Thursday, April 30, 2009

Why your Training team needs Versatilists.

I wrote recently about Learning Generalists and the importance of growing them as part of your team. Many months back, Gartner coined the term - Versatilist.

"Versatilists are able to apply a depth of skill to a progressively widening scope of situations and experiences, equally at ease with technical issues as with business strategy."

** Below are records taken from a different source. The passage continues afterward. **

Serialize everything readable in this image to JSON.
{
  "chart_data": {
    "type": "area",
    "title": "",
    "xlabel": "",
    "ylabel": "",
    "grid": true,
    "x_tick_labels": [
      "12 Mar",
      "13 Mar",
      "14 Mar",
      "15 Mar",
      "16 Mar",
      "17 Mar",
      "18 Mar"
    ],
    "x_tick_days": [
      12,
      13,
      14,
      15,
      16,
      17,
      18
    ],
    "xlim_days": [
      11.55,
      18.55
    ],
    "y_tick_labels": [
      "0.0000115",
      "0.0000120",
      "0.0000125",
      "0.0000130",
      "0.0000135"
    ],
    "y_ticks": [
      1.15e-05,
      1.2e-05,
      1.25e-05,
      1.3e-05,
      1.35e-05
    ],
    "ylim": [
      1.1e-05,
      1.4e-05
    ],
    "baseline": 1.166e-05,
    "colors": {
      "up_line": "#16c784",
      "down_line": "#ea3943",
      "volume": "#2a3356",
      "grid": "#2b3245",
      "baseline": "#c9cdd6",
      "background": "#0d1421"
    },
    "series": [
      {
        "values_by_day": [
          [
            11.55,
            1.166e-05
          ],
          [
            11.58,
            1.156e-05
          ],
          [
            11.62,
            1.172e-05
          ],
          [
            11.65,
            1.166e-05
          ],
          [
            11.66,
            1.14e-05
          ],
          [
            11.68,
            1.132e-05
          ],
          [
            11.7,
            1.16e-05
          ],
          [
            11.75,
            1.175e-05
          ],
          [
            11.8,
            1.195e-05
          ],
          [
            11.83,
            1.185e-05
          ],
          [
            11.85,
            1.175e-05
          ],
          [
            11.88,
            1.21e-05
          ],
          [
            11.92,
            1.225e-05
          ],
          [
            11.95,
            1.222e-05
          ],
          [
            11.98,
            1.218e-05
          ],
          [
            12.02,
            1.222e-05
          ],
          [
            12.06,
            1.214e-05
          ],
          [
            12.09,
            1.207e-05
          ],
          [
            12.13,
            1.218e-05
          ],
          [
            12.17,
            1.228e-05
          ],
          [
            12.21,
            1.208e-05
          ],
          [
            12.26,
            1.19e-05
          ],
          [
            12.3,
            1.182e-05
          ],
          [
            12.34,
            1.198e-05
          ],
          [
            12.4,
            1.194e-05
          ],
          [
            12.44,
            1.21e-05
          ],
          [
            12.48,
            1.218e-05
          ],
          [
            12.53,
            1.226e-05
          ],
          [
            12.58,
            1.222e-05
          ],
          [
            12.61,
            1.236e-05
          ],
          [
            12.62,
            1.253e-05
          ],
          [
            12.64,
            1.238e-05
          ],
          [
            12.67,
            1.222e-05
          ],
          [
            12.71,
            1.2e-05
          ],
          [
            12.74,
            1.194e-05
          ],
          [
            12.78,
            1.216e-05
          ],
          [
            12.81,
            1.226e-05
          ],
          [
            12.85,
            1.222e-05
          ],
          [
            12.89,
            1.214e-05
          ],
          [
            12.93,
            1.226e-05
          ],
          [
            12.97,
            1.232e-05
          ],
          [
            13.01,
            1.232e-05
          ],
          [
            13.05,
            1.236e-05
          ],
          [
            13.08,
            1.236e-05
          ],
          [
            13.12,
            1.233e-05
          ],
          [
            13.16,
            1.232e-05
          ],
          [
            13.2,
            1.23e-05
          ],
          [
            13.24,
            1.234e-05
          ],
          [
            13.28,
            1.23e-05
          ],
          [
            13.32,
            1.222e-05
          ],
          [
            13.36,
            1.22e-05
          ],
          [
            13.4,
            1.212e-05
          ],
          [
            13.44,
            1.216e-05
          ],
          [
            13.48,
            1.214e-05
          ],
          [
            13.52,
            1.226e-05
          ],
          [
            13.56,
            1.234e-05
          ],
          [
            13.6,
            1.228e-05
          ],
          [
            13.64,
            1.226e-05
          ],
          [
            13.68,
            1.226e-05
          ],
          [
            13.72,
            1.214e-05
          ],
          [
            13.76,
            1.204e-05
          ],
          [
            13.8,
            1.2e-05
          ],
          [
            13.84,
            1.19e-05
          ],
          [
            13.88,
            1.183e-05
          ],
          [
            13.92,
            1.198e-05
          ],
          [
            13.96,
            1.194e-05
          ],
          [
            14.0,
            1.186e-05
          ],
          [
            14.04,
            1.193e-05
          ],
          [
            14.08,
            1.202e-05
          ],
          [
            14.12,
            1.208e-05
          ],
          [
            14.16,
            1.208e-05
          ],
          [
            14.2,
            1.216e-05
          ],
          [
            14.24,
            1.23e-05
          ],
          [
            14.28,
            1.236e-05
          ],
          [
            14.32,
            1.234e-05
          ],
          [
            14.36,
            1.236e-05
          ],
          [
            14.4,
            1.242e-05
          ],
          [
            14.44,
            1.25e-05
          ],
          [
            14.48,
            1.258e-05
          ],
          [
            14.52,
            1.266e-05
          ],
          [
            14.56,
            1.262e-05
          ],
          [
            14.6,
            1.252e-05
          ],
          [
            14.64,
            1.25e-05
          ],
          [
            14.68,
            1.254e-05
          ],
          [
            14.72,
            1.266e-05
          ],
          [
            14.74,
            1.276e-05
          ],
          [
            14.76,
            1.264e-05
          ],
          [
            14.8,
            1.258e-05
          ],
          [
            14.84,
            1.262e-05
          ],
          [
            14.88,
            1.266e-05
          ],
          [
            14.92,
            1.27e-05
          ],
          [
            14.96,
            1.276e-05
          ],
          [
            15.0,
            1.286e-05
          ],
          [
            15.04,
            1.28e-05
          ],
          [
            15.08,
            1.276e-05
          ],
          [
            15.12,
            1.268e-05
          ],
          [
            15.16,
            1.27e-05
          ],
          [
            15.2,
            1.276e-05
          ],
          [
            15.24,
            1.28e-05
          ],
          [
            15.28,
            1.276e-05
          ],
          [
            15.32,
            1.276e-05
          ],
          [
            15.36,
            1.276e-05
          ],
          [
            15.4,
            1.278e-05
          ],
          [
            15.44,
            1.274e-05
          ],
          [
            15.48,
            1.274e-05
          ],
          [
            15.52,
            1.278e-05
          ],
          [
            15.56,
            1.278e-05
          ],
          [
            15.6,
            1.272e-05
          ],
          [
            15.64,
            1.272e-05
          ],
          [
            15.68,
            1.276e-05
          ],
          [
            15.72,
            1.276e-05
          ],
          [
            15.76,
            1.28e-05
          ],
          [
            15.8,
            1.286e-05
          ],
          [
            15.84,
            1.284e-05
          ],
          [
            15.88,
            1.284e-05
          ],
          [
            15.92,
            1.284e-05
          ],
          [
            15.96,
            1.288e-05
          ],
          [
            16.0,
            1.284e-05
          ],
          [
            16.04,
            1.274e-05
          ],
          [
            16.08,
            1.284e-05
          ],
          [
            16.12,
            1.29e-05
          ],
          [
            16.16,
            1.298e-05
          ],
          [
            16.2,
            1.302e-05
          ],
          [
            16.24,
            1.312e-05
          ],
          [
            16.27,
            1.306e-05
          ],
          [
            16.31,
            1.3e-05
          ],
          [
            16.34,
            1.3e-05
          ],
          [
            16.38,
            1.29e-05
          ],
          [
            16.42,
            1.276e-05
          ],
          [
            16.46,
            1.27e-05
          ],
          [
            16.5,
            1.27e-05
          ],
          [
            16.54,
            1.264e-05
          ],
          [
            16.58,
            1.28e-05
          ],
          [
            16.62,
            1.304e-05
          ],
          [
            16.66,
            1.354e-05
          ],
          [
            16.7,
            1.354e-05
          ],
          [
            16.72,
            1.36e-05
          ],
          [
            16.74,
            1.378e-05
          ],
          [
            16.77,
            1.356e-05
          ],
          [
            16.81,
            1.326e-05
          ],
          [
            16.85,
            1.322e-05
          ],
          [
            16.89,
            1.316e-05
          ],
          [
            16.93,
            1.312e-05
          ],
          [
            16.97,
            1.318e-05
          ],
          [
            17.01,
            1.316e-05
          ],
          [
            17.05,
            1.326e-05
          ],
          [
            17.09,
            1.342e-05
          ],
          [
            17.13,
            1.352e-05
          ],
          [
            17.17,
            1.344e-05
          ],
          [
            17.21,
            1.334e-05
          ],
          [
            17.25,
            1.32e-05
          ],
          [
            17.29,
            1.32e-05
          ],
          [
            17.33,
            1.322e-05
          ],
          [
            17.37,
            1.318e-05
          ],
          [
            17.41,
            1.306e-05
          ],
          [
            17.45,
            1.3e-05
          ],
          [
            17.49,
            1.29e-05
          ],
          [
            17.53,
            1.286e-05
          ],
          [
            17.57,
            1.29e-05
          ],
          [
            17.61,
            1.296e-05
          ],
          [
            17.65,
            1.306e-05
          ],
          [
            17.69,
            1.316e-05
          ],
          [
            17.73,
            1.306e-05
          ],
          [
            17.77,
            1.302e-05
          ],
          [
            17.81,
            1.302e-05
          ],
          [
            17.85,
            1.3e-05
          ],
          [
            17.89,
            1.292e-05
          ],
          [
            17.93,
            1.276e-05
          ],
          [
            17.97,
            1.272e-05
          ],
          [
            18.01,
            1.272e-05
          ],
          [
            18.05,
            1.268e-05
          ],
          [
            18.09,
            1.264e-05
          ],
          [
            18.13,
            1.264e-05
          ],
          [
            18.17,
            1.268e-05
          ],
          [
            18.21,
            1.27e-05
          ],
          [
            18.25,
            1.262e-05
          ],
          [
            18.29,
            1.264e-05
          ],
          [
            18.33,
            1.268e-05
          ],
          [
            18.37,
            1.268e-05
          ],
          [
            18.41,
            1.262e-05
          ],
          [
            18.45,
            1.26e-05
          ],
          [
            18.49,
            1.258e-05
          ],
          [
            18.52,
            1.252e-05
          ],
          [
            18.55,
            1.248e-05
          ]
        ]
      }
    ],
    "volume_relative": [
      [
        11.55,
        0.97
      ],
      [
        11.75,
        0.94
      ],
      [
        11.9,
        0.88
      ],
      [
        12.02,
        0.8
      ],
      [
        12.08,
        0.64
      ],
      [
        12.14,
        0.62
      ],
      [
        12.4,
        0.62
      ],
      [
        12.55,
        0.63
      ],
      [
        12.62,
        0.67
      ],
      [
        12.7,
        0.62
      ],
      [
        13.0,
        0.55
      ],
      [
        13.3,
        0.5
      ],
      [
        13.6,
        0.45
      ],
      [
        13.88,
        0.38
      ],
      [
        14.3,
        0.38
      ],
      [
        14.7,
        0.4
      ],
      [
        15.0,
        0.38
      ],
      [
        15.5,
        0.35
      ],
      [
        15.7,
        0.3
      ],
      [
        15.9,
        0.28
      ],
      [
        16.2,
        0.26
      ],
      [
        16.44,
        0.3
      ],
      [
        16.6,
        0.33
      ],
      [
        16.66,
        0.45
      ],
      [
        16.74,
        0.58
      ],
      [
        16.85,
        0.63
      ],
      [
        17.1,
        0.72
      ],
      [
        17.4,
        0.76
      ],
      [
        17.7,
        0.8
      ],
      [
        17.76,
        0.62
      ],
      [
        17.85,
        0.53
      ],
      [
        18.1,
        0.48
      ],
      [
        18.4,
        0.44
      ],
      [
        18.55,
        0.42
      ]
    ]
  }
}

When I wrote about the Learning Generalist, I actually meant a Generalizing Specialist/ Master Generalist as the industry understands it these days. There are obvious benefits of having these people on your team:
  • Its easy to redeploy these pros based on changes in business requirements or strategy.
  • They lend balance to your team -- allow you to achieve more with a small team. For eg: a training team may not need a graphic designer or an e-learning specialist for a long time; a learning generalist on the other hand can play this role for a short time, reducing your costs and increasing your flexibility.
  • Most importantly, they help you mitigate people risks - if you have a fair number of generalists in your team, you don't run the risk of your projects coming to a stand-still because one person got run over by a truck. You have others that can don the mantle of the person who is sick, on leave, on a sabattical, becoming a mother, or leaving the organization. Your team is more responsive to change, and you generally face less stress.
So the next person you hire for your training department -- try finding out if she tends to specialize in just one area or is she versatile enough to pick up just about any work in your team! I'm sure you'll end up hiring your A player!

2 comments:

Fin said...

It's not exactly what you're describing here, but I've always liked Buckminster Fuller's term: comprehensivist.

Sumeet Moghe said...

I've heard that one -- I'm usually confused about which term to use, when describing my thoughts!